The testimony of Kimball, Wardwell, Barker, and Tituba certainly may have contributed to the ongoing concern that the people of Salem were being deceived by the devil, who may have appeared to them in the form of a dog.
Sketchy evidence
Some popular accounts of the trials also suggest that at least two dogs were killed during the trials, but there is no evidence of this in official legal testimony at the time. There is certainly some local legend to support this claim, and many accounts from Salem include the death of two dogs as part of the story.

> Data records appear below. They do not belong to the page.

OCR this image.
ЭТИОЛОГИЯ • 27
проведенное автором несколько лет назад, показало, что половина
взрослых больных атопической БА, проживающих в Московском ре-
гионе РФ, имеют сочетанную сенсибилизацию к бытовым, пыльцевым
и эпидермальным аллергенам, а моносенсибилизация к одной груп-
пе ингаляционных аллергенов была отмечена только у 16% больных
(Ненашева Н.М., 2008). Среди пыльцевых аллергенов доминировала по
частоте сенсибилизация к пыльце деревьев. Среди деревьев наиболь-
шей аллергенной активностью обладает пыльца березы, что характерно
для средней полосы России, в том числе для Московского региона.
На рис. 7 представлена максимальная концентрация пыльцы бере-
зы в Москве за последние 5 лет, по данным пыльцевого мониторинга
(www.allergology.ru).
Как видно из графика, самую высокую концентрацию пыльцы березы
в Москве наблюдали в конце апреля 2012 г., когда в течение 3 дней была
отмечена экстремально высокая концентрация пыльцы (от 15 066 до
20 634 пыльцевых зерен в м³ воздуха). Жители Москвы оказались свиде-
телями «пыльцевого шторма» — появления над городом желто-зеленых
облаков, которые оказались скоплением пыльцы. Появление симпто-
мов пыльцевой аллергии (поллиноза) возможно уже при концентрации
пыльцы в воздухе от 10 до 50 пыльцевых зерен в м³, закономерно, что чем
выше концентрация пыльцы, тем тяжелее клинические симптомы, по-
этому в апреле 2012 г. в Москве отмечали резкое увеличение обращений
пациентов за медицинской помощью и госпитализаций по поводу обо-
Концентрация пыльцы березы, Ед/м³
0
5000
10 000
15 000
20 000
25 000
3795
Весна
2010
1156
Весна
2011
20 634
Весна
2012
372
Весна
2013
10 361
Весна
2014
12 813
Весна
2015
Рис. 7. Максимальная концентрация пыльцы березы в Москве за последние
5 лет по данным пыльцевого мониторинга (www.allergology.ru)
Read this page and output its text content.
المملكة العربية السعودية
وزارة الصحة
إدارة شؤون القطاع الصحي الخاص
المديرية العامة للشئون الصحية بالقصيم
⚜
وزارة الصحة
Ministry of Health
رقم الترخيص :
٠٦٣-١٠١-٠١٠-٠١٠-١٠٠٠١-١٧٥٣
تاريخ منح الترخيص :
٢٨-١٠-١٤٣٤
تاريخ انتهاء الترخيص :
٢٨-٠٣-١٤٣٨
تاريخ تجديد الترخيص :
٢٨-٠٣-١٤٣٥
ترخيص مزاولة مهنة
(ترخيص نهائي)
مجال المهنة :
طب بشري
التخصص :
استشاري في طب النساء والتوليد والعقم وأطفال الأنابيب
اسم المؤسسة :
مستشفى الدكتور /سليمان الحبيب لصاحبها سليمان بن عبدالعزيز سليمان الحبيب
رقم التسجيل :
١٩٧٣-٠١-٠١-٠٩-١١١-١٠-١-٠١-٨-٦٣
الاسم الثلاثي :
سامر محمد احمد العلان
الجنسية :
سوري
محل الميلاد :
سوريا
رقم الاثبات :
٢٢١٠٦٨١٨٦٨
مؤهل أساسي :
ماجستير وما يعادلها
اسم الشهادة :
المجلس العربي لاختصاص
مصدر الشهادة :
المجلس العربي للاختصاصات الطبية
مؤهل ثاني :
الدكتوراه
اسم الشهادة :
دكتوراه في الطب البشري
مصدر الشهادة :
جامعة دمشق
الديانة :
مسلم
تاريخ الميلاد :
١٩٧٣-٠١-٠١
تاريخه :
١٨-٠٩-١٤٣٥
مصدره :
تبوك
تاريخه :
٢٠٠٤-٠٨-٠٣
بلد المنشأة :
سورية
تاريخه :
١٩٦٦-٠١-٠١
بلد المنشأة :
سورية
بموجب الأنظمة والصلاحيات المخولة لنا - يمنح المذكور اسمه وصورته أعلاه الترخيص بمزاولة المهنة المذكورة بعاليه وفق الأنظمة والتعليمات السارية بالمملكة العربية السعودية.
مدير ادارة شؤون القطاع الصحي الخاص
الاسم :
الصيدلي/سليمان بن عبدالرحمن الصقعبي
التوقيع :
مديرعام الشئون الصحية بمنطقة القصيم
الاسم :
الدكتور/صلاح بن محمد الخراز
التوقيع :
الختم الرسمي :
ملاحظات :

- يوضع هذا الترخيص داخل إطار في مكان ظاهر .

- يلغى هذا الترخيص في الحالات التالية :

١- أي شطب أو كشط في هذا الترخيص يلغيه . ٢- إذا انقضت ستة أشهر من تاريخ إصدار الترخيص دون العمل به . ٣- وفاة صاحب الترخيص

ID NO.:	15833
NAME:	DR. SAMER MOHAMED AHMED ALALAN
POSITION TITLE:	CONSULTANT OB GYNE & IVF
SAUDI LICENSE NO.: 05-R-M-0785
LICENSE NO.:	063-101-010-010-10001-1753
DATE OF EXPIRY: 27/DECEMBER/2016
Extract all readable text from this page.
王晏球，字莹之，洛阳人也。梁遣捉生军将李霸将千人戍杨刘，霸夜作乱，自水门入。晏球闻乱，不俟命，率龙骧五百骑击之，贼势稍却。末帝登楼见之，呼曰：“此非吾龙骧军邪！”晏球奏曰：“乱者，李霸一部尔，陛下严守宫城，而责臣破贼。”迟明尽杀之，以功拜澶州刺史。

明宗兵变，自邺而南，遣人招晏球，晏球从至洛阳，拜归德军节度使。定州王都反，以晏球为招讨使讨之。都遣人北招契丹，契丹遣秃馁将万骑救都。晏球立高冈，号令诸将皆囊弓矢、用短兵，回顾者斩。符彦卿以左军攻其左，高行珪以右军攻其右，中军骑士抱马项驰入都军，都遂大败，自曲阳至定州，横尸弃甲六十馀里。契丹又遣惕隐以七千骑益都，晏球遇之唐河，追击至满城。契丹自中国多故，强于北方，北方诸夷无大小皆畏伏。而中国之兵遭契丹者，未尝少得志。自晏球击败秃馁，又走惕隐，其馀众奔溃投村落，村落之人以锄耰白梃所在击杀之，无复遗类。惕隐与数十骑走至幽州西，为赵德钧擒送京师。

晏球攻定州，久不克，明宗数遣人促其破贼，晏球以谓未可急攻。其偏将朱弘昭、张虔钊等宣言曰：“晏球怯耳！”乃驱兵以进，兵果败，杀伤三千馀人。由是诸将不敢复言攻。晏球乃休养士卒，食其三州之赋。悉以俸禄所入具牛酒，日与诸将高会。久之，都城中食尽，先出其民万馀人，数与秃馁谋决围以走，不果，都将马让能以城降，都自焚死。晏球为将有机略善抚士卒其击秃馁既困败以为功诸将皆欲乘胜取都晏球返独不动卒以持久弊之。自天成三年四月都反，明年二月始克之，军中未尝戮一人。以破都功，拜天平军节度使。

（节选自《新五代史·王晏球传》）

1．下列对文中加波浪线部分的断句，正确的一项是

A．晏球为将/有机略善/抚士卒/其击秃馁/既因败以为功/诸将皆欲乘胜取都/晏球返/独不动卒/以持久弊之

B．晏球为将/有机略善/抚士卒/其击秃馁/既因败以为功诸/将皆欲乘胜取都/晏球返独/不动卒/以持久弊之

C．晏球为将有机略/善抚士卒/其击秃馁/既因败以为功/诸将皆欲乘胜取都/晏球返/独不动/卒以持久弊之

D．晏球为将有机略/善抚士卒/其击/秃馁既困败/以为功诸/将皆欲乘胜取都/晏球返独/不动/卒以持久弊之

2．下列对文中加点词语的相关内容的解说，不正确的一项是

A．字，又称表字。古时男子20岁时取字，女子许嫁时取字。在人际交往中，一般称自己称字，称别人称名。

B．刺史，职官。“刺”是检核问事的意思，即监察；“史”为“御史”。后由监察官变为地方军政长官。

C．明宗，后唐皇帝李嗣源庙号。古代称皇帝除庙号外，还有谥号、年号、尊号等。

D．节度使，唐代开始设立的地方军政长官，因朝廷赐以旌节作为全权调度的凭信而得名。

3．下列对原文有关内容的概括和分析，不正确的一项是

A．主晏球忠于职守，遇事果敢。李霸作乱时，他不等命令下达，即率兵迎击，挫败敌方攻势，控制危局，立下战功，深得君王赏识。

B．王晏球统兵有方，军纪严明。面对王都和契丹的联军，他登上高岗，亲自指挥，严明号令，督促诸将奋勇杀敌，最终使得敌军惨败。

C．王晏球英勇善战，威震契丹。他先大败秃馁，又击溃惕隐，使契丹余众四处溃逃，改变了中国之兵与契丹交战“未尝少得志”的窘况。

According to local historical researcher Marilynne K. Roach's 2002 book “The Salem Witch Trials: A Day-by-day Chronicle of a Community Under Siege,” some affected girls claimed that a man named John Bradstreet had bewitched the dog. Although the dog was the victim, it was killed. Roach's story also records that another dog was shot when a girl claimed she was touched by the specter of the dog.
At the time, belief in witchcraft held that witches could send their “ghosts”, or spirits, to do their bidding.
While these are fascinating stories, none of these events can be verified in any existing official trial documents. The source Roach cites regarding Bradstreet is Robert Calef's book More Wonders of the Invisible World, published in 1700.
Calef, who was a merchant from Boston, objected to the way the trials were conducted. However, he was not present at the hearings and it is unclear what the source of his stories about dogs was. Such stories – and Calef's untold story – do not carry the same force as the legal documents in the case.
The earliest mention of a dog being shot for being a witch appears in a commentary on the Salem Trials, “Cases of Conscience Relating to Evil Spirits”, published in 1693, in which the clergyman Increase Mather claims that “I am told by reliable persons” that a dog was shot for bewitching a man. .
Importantly, however, Mather did not provide the name of the human victim or the person who told him the story. Surprisingly, Mather actually came to the dog's defense, claiming that the fact that he managed to kill it meant that “that dog wasn't the devil.”
Nearly every Salem story describes how, when Samuel Parris's daughters had terrible fits that made people believe they were bewitched, Tituba, an enslaved woman who lived in the house, baked a “witch cake” from the diseased girls' urine and fed it to her. it's the family dog.
This was somehow supposed to trick the dog into revealing the witch's identity. Indeed, Reverend Parris condemned this ritual, which itself seemed to be a kind of witchcraft.
Fear and distrust
It seems the Salem witch trials were bad for dogs. Although there is no official legal evidence that dogs were killed for being witches, it is clear that there was a sturdy connection between dogs and the devil and that dogs were sometimes mistreated due to superstition.
The Salem trials are a horrifying example of what happens when people operate terrible logic and reach indefensible conclusions based on shoddy evidence. In an atmosphere of fear and distrust, even man's best friend can be suspected of collaborating with the devil.